There are risks to either side of the output forecast. The uncertainty around Brexit presents the most important downside near term risk to the economy, particularly in the event of an exit involving a sudden stop, while the judgments on productivity and employment are likely to represent the most significant upside risk to productivity, as well as the prospects for a sustained world recovery.

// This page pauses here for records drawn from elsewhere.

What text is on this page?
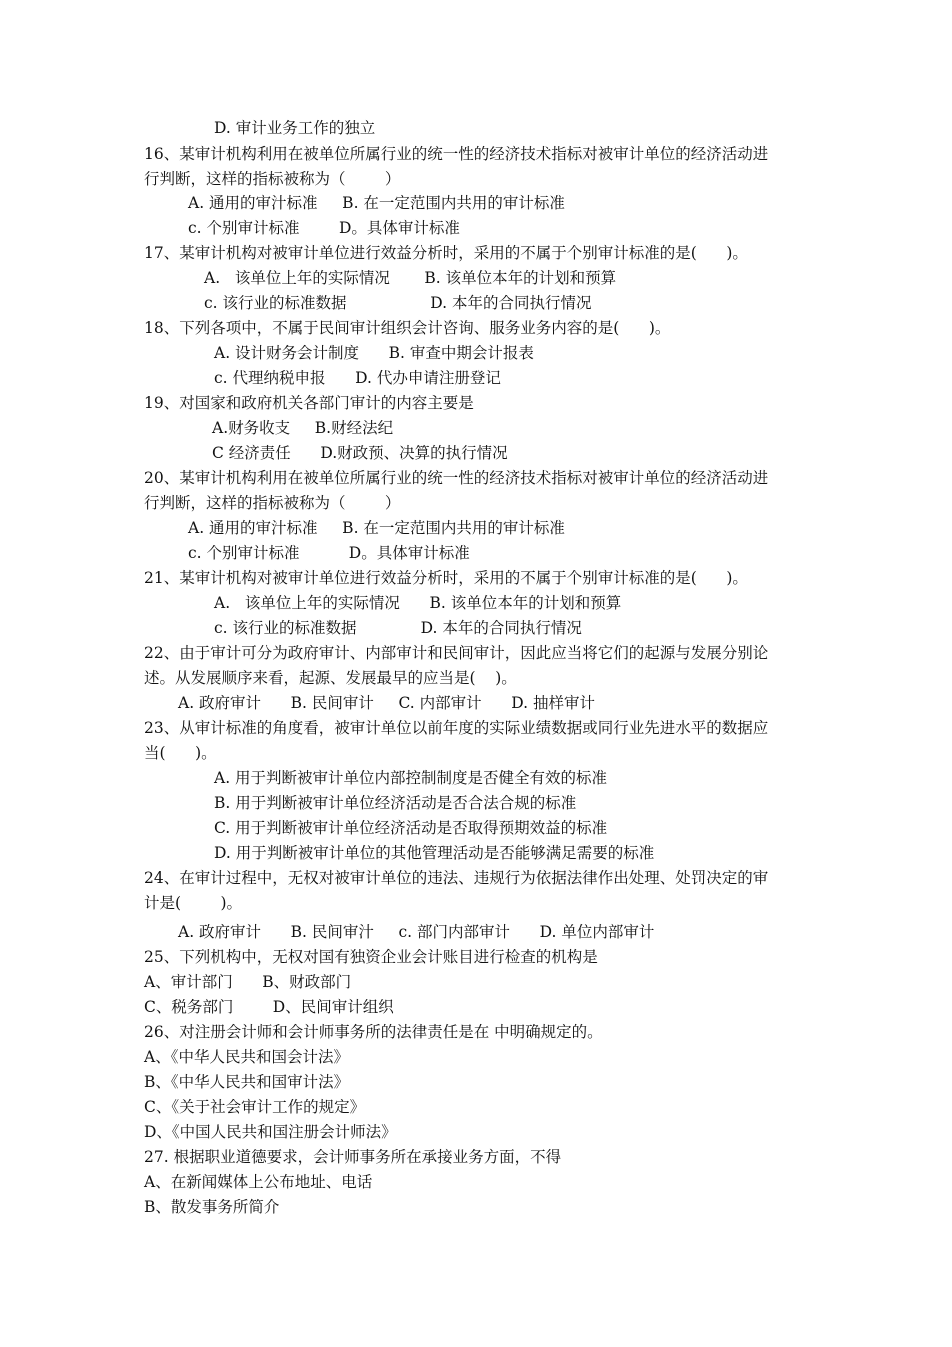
D. 审计业务工作的独立
16、某审计机构利用在被单位所属行业的统一性的经济技术指标对被审计单位的经济活动进
行判断，这样的指标被称为（        ）
A. 通用的审汁标准     B. 在一定范围内共用的审计标准
c. 个别审计标准        D。具体审计标准
17、某审计机构对被审计单位进行效益分析时，采用的不属于个别审计标准的是(      )。
A.   该单位上年的实际情况       B. 该单位本年的计划和预算
c. 该行业的标准数据                 D. 本年的合同执行情况
18、下列各项中，不属于民间审计组织会计咨询、服务业务内容的是(      )。
A. 设计财务会计制度      B. 审查中期会计报表
c. 代理纳税申报      D. 代办申请注册登记
19、对国家和政府机关各部门审计的内容主要是
A.财务收支     B.财经法纪
C 经济责任      D.财政预、决算的执行情况
20、某审计机构利用在被单位所属行业的统一性的经济技术指标对被审计单位的经济活动进
行判断，这样的指标被称为（        ）
A. 通用的审汁标准     B. 在一定范围内共用的审计标准
c. 个别审计标准          D。具体审计标准
21、某审计机构对被审计单位进行效益分析时，采用的不属于个别审计标准的是(      )。
A.   该单位上年的实际情况      B. 该单位本年的计划和预算
c. 该行业的标准数据             D. 本年的合同执行情况
22、由于审计可分为政府审计、内部审计和民间审计，因此应当将它们的起源与发展分别论
述。从发展顺序来看，起源、发展最早的应当是(    )。
A. 政府审计      B. 民间审计     C. 内部审计      D. 抽样审计
23、从审计标准的角度看，被审计单位以前年度的实际业绩数据或同行业先进水平的数据应
当(      )。
A. 用于判断被审计单位内部控制制度是否健全有效的标准
B. 用于判断被审计单位经济活动是否合法合规的标准
C. 用于判断被审计单位经济活动是否取得预期效益的标准
D. 用于判断被审计单位的其他管理活动是否能够满足需要的标准
24、在审计过程中，无权对被审计单位的违法、违规行为依据法律作出处理、处罚决定的审
计是(        )。
A. 政府审计      B. 民间审汁     c. 部门内部审计      D. 单位内部审计
25、下列机构中，无权对国有独资企业会计账目进行检查的机构是
A、审计部门      B、财政部门
C、税务部门        D、民间审计组织
26、对注册会计师和会计师事务所的法律责任是在 中明确规定的。
A、《中华人民共和国会计法》
B、《中华人民共和国审计法》
C、《关于社会审计工作的规定》
D、《中国人民共和国注册会计师法》
27. 根据职业道德要求，会计师事务所在承接业务方面，不得
A、在新闻媒体上公布地址、电话
B、散发事务所简介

The projections for the fiscal deficit had deteriorated significantly since March. This revision is in spite of better-than-expected recent outturns and because of weaker GDP growth prospects and some modest relaxation of fiscal consolidation. As a result, around half of the fiscal headroom that was available to the government under the ‘fiscal mandate’, which requires the government to achieve a structural deficit below 2 per cent by 2020-21, has been wiped out. Even so, the Chancellor has maintained a relatively tight fiscal position by resisting the temptation to use up all the space afforded by this fiscal rule. We think this is a prudent and sensible response to the risks posed by Brexit uncertainty.
The outlook for net debt is roughly the same as in March as the effect of higher borrowing has been offset by fresh plans to sell RBS shares and also because of a change in the treatment of housing associations in the data.